Chinese contemporary artists Song Dong and his wife, Yin Xiuzhen, are both represented by Mao. Their expansive exhibitions featuring what they call "evidences of livelihoods" - including family relics, leftover building materials and household items as well as rejected ceramic objects and textiles - evoke both grief and remembrance of a lost generation defined by poverty and the "cultural revolution" (1966-76).

Like Lam in the early stage of her career, Song and Yin too have received their fair share of bewildered looks for their unconventional choice of materials. Also like Lam, they grew up in a milieu where one could not afford to throw things away and hence consider every object they own as useful to their creative process. Yin says that the secret ingredient that can turn trash into art is the artist's touch.

"These objects had their days of splendor once. They are the evidence of history, experiences and stories that belong in our memory," she adds. "It is up to the artists to give them a new understanding and meaning. If a tile is used to make a roof, it is a building material. Throw it away, and it is just garbage."
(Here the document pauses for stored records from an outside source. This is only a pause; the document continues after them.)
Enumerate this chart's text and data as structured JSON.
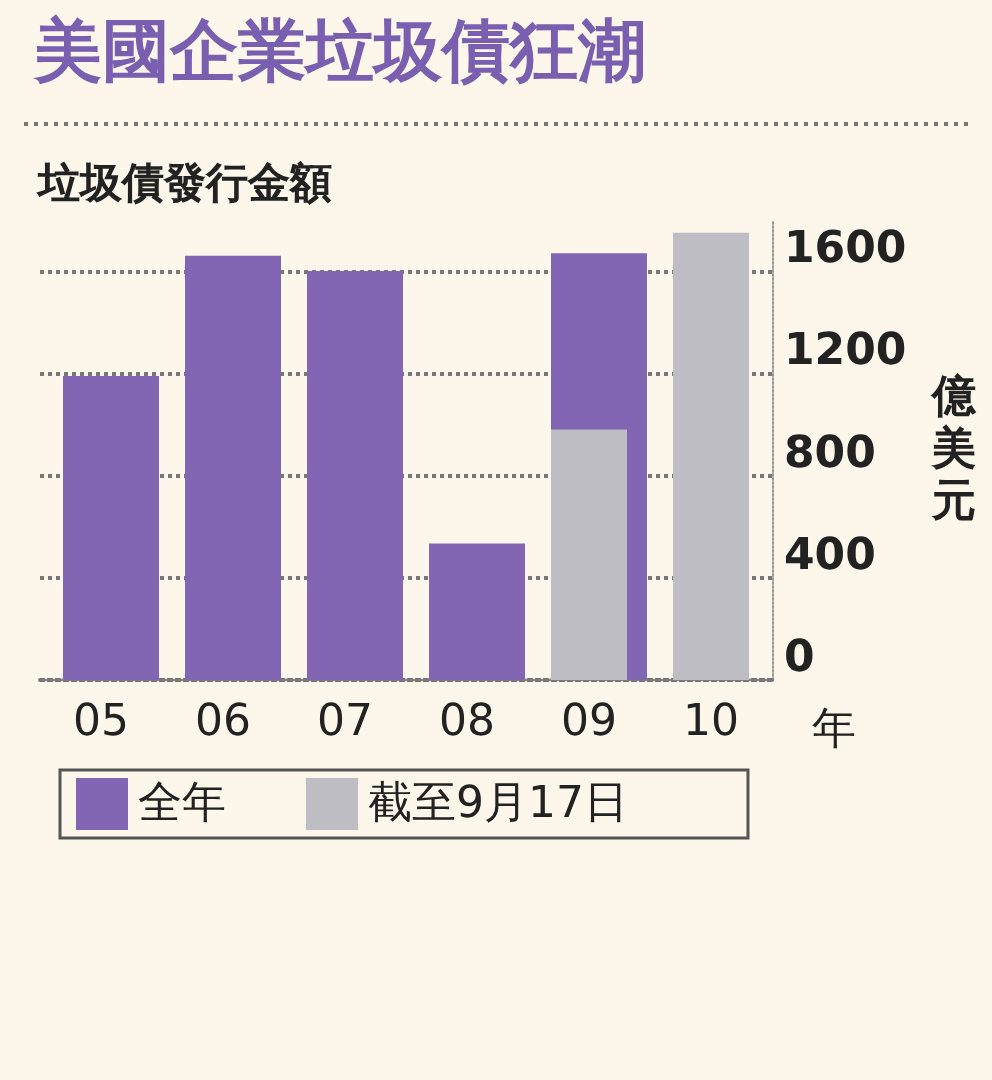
{
  "chart_data": {
    "type": "bar",
    "title": "美國企業垃圾債狂潮",
    "subtitle": "垃圾債發行金額",
    "xlabel": "年",
    "ylabel": "億美元",
    "categories": [
      "05",
      "06",
      "07",
      "08",
      "09",
      "10"
    ],
    "series": [
      {
        "name": "全年",
        "color": "#8266b3",
        "values": [
          1190,
          1660,
          1600,
          534,
          1670,
          null
        ]
      },
      {
        "name": "截至9月17日",
        "color": "#bdbdc3",
        "values": [
          null,
          null,
          null,
          null,
          980,
          1750
        ]
      }
    ],
    "ylim": [
      0,
      1800
    ],
    "yticks": [
      0,
      400,
      800,
      1200,
      1600
    ],
    "grid": "y",
    "legend": "bottom"
  }
}
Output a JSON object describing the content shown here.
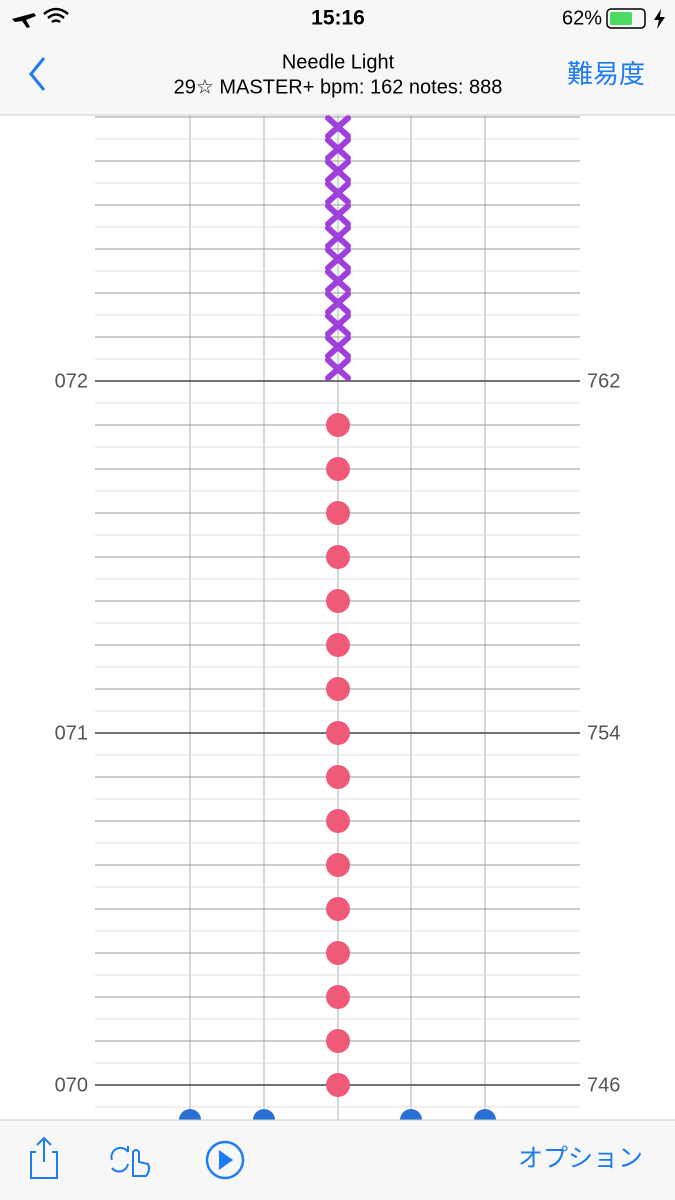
{
  "status_bar": {
    "time": "15:16",
    "battery": "62%"
  },
  "nav": {
    "title": "Needle Light",
    "subtitle": "29☆ MASTER+ bpm: 162 notes: 888",
    "difficulty": "難易度"
  },
  "chart": {
    "left_labels": [
      "072",
      "071",
      "070"
    ],
    "right_labels": [
      "762",
      "754",
      "746"
    ]
  },
  "toolbar": {
    "options": "オプション"
  }
}
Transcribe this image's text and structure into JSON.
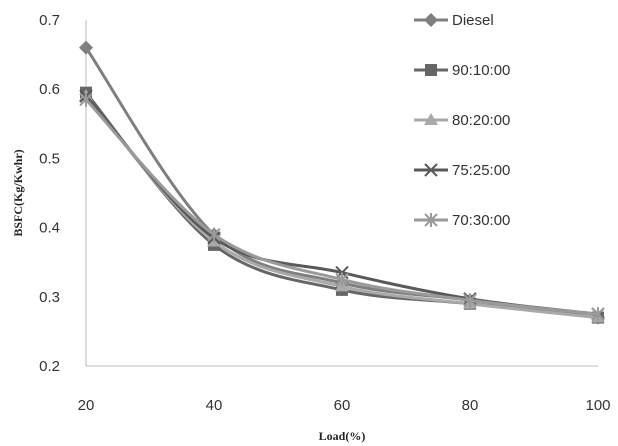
{
  "chart_data": {
    "type": "line",
    "title": "",
    "xlabel": "Load(%)",
    "ylabel": "BSFC(Kg/Kwhr)",
    "x": [
      20,
      40,
      60,
      80,
      100
    ],
    "xticks": [
      "20",
      "40",
      "60",
      "80",
      "100"
    ],
    "ylim": [
      0.2,
      0.7
    ],
    "yticks": [
      "0.2",
      "0.3",
      "0.4",
      "0.5",
      "0.6",
      "0.7"
    ],
    "grid": false,
    "legend_position": "right",
    "series": [
      {
        "name": "Diesel",
        "values": [
          0.66,
          0.39,
          0.32,
          0.295,
          0.27
        ],
        "marker": "diamond",
        "color": "#7f7f7f"
      },
      {
        "name": "90:10:00",
        "values": [
          0.595,
          0.375,
          0.31,
          0.29,
          0.27
        ],
        "marker": "square",
        "color": "#666666"
      },
      {
        "name": "80:20:00",
        "values": [
          0.59,
          0.38,
          0.315,
          0.29,
          0.27
        ],
        "marker": "triangle",
        "color": "#a9a9a9"
      },
      {
        "name": "75:25:00",
        "values": [
          0.59,
          0.385,
          0.335,
          0.297,
          0.275
        ],
        "marker": "x",
        "color": "#595959"
      },
      {
        "name": "70:30:00",
        "values": [
          0.585,
          0.39,
          0.325,
          0.295,
          0.275
        ],
        "marker": "star",
        "color": "#9a9a9a"
      }
    ]
  }
}
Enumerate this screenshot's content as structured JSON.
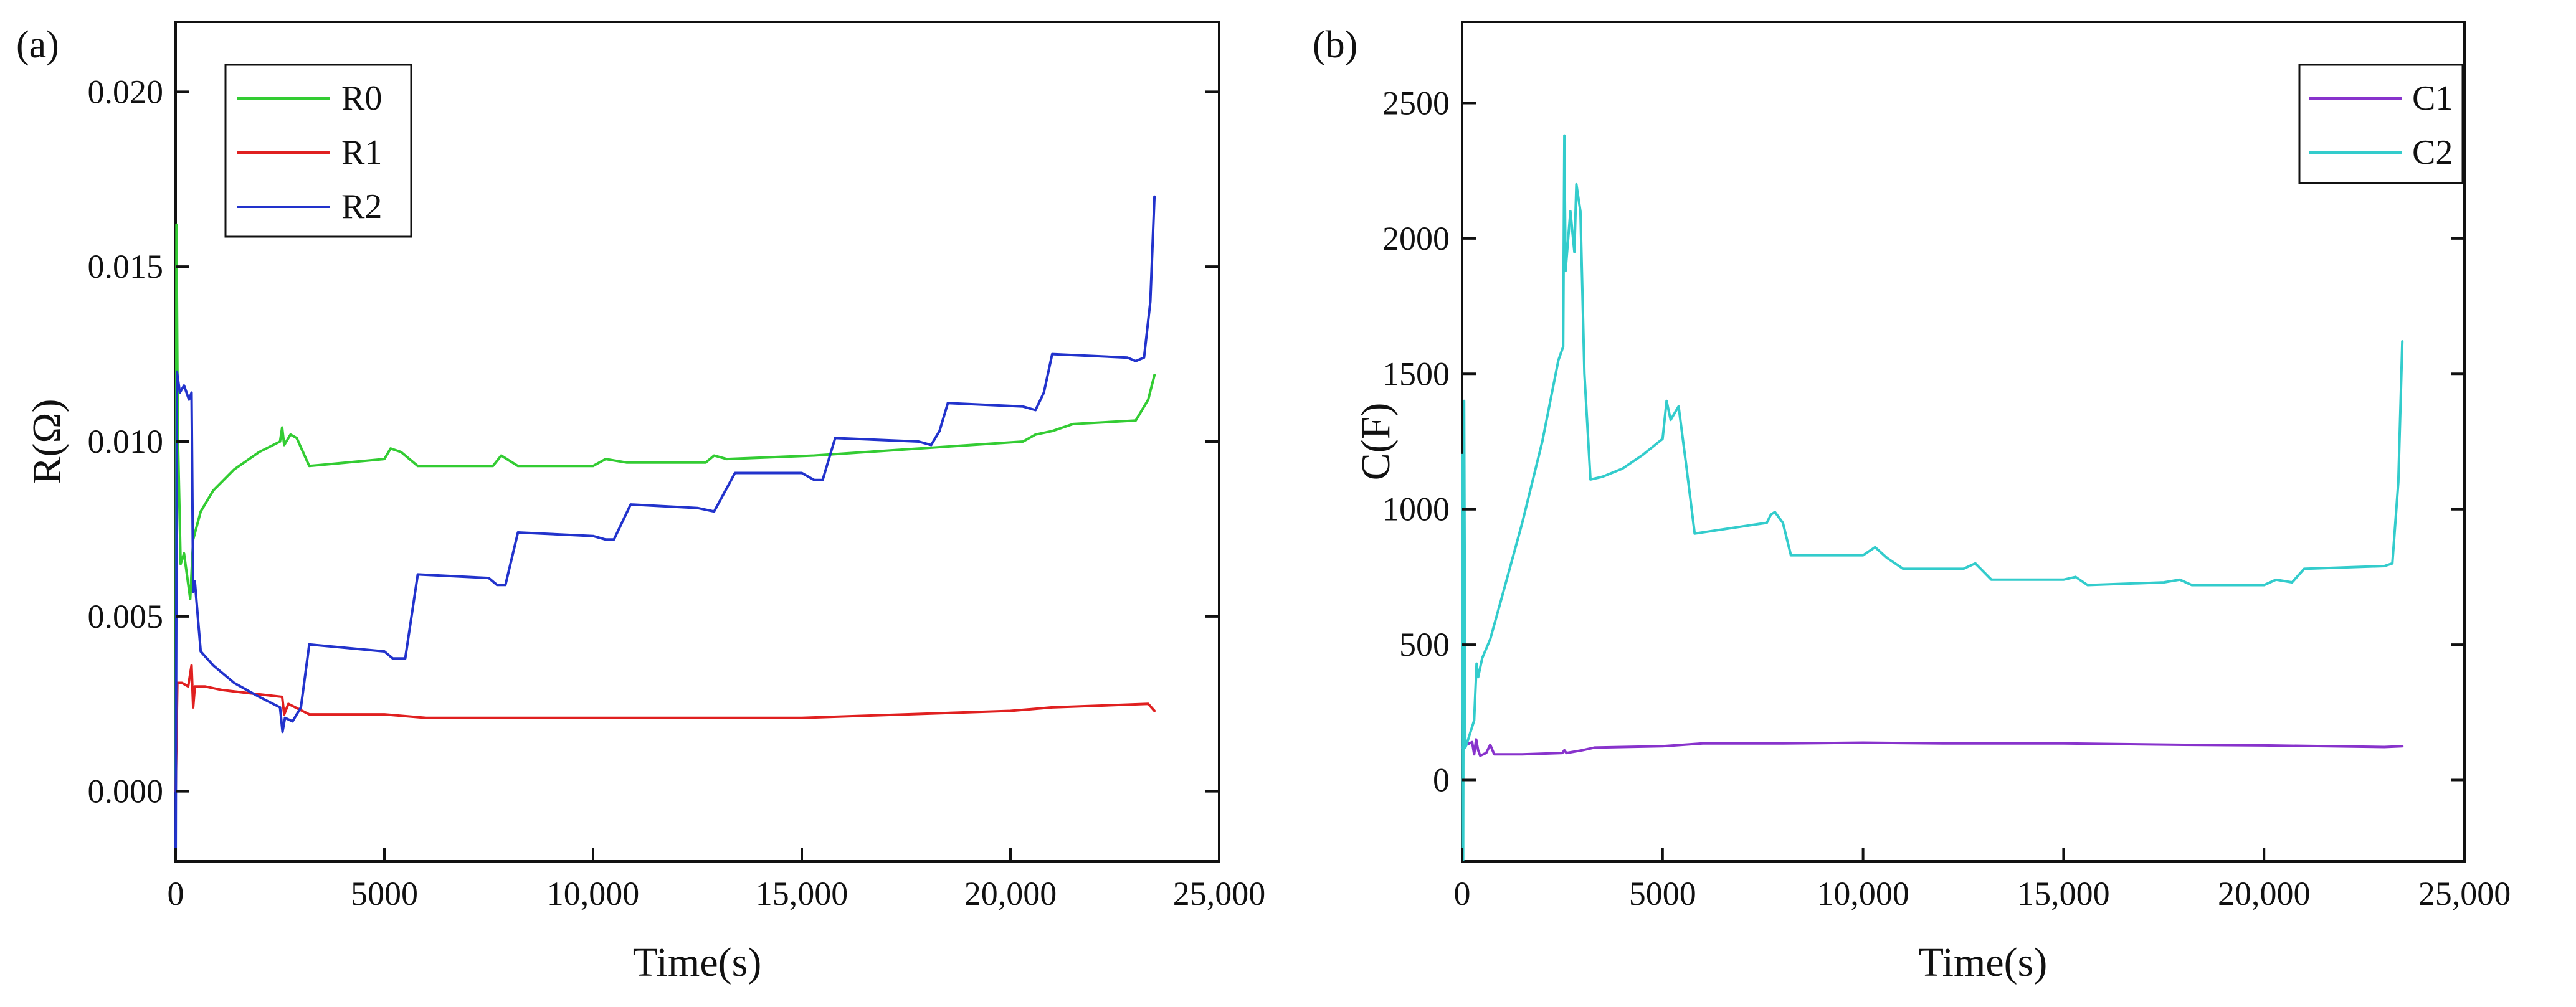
{
  "chart_data": [
    {
      "type": "line",
      "panel_label": "(a)",
      "title": "",
      "xlabel": "Time(s)",
      "ylabel": "R(Ω)",
      "xlim": [
        0,
        25000
      ],
      "ylim": [
        -0.002,
        0.022
      ],
      "xticks": [
        0,
        5000,
        10000,
        15000,
        20000,
        25000
      ],
      "xtick_labels": [
        "0",
        "5000",
        "10,000",
        "15,000",
        "20,000",
        "25,000"
      ],
      "yticks": [
        0.0,
        0.005,
        0.01,
        0.015,
        0.02
      ],
      "ytick_labels": [
        "0.000",
        "0.005",
        "0.010",
        "0.015",
        "0.020"
      ],
      "grid": false,
      "legend_position": "top-left",
      "series": [
        {
          "name": "R0",
          "color": "#33cc33",
          "points": [
            [
              0,
              0.0
            ],
            [
              20,
              0.0162
            ],
            [
              50,
              0.0103
            ],
            [
              120,
              0.0065
            ],
            [
              200,
              0.0068
            ],
            [
              350,
              0.0055
            ],
            [
              420,
              0.0072
            ],
            [
              600,
              0.008
            ],
            [
              900,
              0.0086
            ],
            [
              1400,
              0.0092
            ],
            [
              2000,
              0.0097
            ],
            [
              2500,
              0.01
            ],
            [
              2550,
              0.0104
            ],
            [
              2600,
              0.0099
            ],
            [
              2750,
              0.0102
            ],
            [
              2900,
              0.0101
            ],
            [
              3200,
              0.0093
            ],
            [
              5000,
              0.0095
            ],
            [
              5150,
              0.0098
            ],
            [
              5400,
              0.0097
            ],
            [
              5800,
              0.0093
            ],
            [
              7600,
              0.0093
            ],
            [
              7800,
              0.0096
            ],
            [
              8200,
              0.0093
            ],
            [
              10000,
              0.0093
            ],
            [
              10300,
              0.0095
            ],
            [
              10800,
              0.0094
            ],
            [
              12700,
              0.0094
            ],
            [
              12900,
              0.0096
            ],
            [
              13200,
              0.0095
            ],
            [
              15300,
              0.0096
            ],
            [
              17800,
              0.0098
            ],
            [
              20300,
              0.01
            ],
            [
              20600,
              0.0102
            ],
            [
              21000,
              0.0103
            ],
            [
              21500,
              0.0105
            ],
            [
              23000,
              0.0106
            ],
            [
              23300,
              0.0112
            ],
            [
              23450,
              0.0119
            ]
          ]
        },
        {
          "name": "R1",
          "color": "#e02020",
          "points": [
            [
              0,
              0.0
            ],
            [
              40,
              0.0031
            ],
            [
              150,
              0.0031
            ],
            [
              300,
              0.003
            ],
            [
              380,
              0.0036
            ],
            [
              420,
              0.0024
            ],
            [
              460,
              0.003
            ],
            [
              700,
              0.003
            ],
            [
              1100,
              0.0029
            ],
            [
              1800,
              0.0028
            ],
            [
              2550,
              0.0027
            ],
            [
              2600,
              0.0022
            ],
            [
              2700,
              0.0025
            ],
            [
              3200,
              0.0022
            ],
            [
              5000,
              0.0022
            ],
            [
              6000,
              0.0021
            ],
            [
              8000,
              0.0021
            ],
            [
              10000,
              0.0021
            ],
            [
              12500,
              0.0021
            ],
            [
              15000,
              0.0021
            ],
            [
              17500,
              0.0022
            ],
            [
              20000,
              0.0023
            ],
            [
              21000,
              0.0024
            ],
            [
              23300,
              0.0025
            ],
            [
              23450,
              0.0023
            ]
          ]
        },
        {
          "name": "R2",
          "color": "#2233cc",
          "points": [
            [
              0,
              -0.002
            ],
            [
              30,
              0.012
            ],
            [
              100,
              0.0114
            ],
            [
              200,
              0.0116
            ],
            [
              320,
              0.0112
            ],
            [
              380,
              0.0114
            ],
            [
              420,
              0.0057
            ],
            [
              460,
              0.006
            ],
            [
              600,
              0.004
            ],
            [
              900,
              0.0036
            ],
            [
              1400,
              0.0031
            ],
            [
              2000,
              0.0027
            ],
            [
              2500,
              0.0024
            ],
            [
              2560,
              0.0017
            ],
            [
              2620,
              0.0021
            ],
            [
              2800,
              0.002
            ],
            [
              3000,
              0.0024
            ],
            [
              3200,
              0.0042
            ],
            [
              5000,
              0.004
            ],
            [
              5200,
              0.0038
            ],
            [
              5500,
              0.0038
            ],
            [
              5800,
              0.0062
            ],
            [
              7500,
              0.0061
            ],
            [
              7700,
              0.0059
            ],
            [
              7900,
              0.0059
            ],
            [
              8200,
              0.0074
            ],
            [
              10000,
              0.0073
            ],
            [
              10300,
              0.0072
            ],
            [
              10500,
              0.0072
            ],
            [
              10900,
              0.0082
            ],
            [
              12500,
              0.0081
            ],
            [
              12900,
              0.008
            ],
            [
              13400,
              0.0091
            ],
            [
              15000,
              0.0091
            ],
            [
              15300,
              0.0089
            ],
            [
              15500,
              0.0089
            ],
            [
              15800,
              0.0101
            ],
            [
              17800,
              0.01
            ],
            [
              18100,
              0.0099
            ],
            [
              18300,
              0.0103
            ],
            [
              18500,
              0.0111
            ],
            [
              20300,
              0.011
            ],
            [
              20600,
              0.0109
            ],
            [
              20800,
              0.0114
            ],
            [
              21000,
              0.0125
            ],
            [
              22800,
              0.0124
            ],
            [
              23000,
              0.0123
            ],
            [
              23200,
              0.0124
            ],
            [
              23350,
              0.014
            ],
            [
              23450,
              0.017
            ]
          ]
        }
      ]
    },
    {
      "type": "line",
      "panel_label": "(b)",
      "title": "",
      "xlabel": "Time(s)",
      "ylabel": "C(F)",
      "xlim": [
        0,
        25000
      ],
      "ylim": [
        -300,
        2800
      ],
      "xticks": [
        0,
        5000,
        10000,
        15000,
        20000,
        25000
      ],
      "xtick_labels": [
        "0",
        "5000",
        "10,000",
        "15,000",
        "20,000",
        "25,000"
      ],
      "yticks": [
        0,
        500,
        1000,
        1500,
        2000,
        2500
      ],
      "ytick_labels": [
        "0",
        "500",
        "1000",
        "1500",
        "2000",
        "2500"
      ],
      "grid": false,
      "legend_position": "top-right",
      "series": [
        {
          "name": "C1",
          "color": "#8833cc",
          "points": [
            [
              0,
              120
            ],
            [
              100,
              130
            ],
            [
              250,
              140
            ],
            [
              300,
              95
            ],
            [
              350,
              150
            ],
            [
              400,
              110
            ],
            [
              450,
              90
            ],
            [
              600,
              100
            ],
            [
              700,
              130
            ],
            [
              800,
              95
            ],
            [
              1500,
              95
            ],
            [
              2500,
              100
            ],
            [
              2550,
              110
            ],
            [
              2600,
              100
            ],
            [
              3000,
              110
            ],
            [
              3300,
              120
            ],
            [
              5000,
              125
            ],
            [
              6000,
              135
            ],
            [
              8000,
              135
            ],
            [
              10000,
              138
            ],
            [
              12000,
              135
            ],
            [
              15000,
              135
            ],
            [
              18000,
              130
            ],
            [
              20000,
              128
            ],
            [
              23000,
              122
            ],
            [
              23450,
              125
            ]
          ]
        },
        {
          "name": "C2",
          "color": "#33cccc",
          "points": [
            [
              0,
              1200
            ],
            [
              25,
              -300
            ],
            [
              50,
              1400
            ],
            [
              80,
              120
            ],
            [
              150,
              150
            ],
            [
              300,
              220
            ],
            [
              360,
              430
            ],
            [
              400,
              380
            ],
            [
              500,
              450
            ],
            [
              700,
              520
            ],
            [
              1000,
              680
            ],
            [
              1500,
              950
            ],
            [
              2000,
              1250
            ],
            [
              2400,
              1550
            ],
            [
              2520,
              1600
            ],
            [
              2550,
              2380
            ],
            [
              2580,
              1880
            ],
            [
              2700,
              2100
            ],
            [
              2800,
              1950
            ],
            [
              2850,
              2200
            ],
            [
              2950,
              2100
            ],
            [
              3050,
              1500
            ],
            [
              3200,
              1110
            ],
            [
              3500,
              1120
            ],
            [
              4000,
              1150
            ],
            [
              4500,
              1200
            ],
            [
              5000,
              1260
            ],
            [
              5100,
              1400
            ],
            [
              5200,
              1330
            ],
            [
              5400,
              1380
            ],
            [
              5600,
              1150
            ],
            [
              5800,
              910
            ],
            [
              7600,
              950
            ],
            [
              7700,
              980
            ],
            [
              7800,
              990
            ],
            [
              8000,
              950
            ],
            [
              8200,
              830
            ],
            [
              10000,
              830
            ],
            [
              10300,
              860
            ],
            [
              10600,
              820
            ],
            [
              11000,
              780
            ],
            [
              12500,
              780
            ],
            [
              12800,
              800
            ],
            [
              13200,
              740
            ],
            [
              15000,
              740
            ],
            [
              15300,
              750
            ],
            [
              15600,
              720
            ],
            [
              17500,
              730
            ],
            [
              17900,
              740
            ],
            [
              18200,
              720
            ],
            [
              20000,
              720
            ],
            [
              20300,
              740
            ],
            [
              20700,
              730
            ],
            [
              21000,
              780
            ],
            [
              23000,
              790
            ],
            [
              23200,
              800
            ],
            [
              23350,
              1100
            ],
            [
              23450,
              1620
            ]
          ]
        }
      ]
    }
  ]
}
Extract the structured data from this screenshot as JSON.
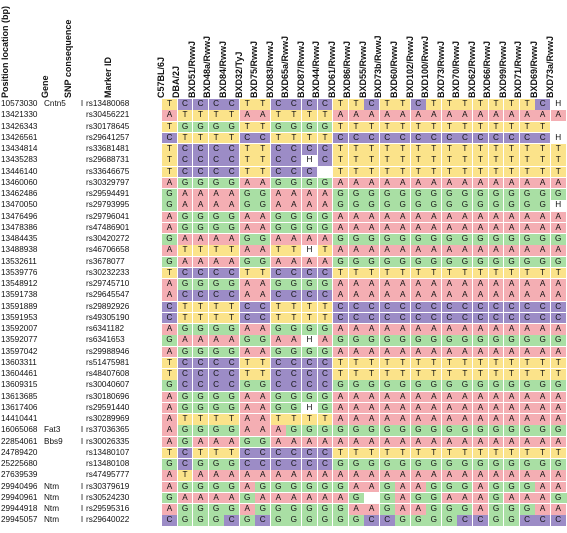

In 1998, Yin picked 128 cement roof tiles out of many that were discarded after a Beijing courtyard house was demolished to make way for a shopping mall. She stuck a black-and-white photo of everyday life in the neighborhood on each tile, laying them out in parallel rows. Called Transformation, the work was her attempt to capture the final fragments of both the architecture and the people that she had known and cherished.

Seven years later, Song launched Waste Not, an exhibition of more than 10,000 objects that belonged to his late mother, who refused to throw away anything lest it became useful one day. The work has since traveled to New York's Museum of Modern Art and the M+ museum in Hong Kong.

"Since art is undefinable, it's great to have controversies and questions raised around it," Song says. "While eco art may not be able to make a difference to the climate crisis, it has the potential to impact the way humans respond to nature and become aware of their own living habits."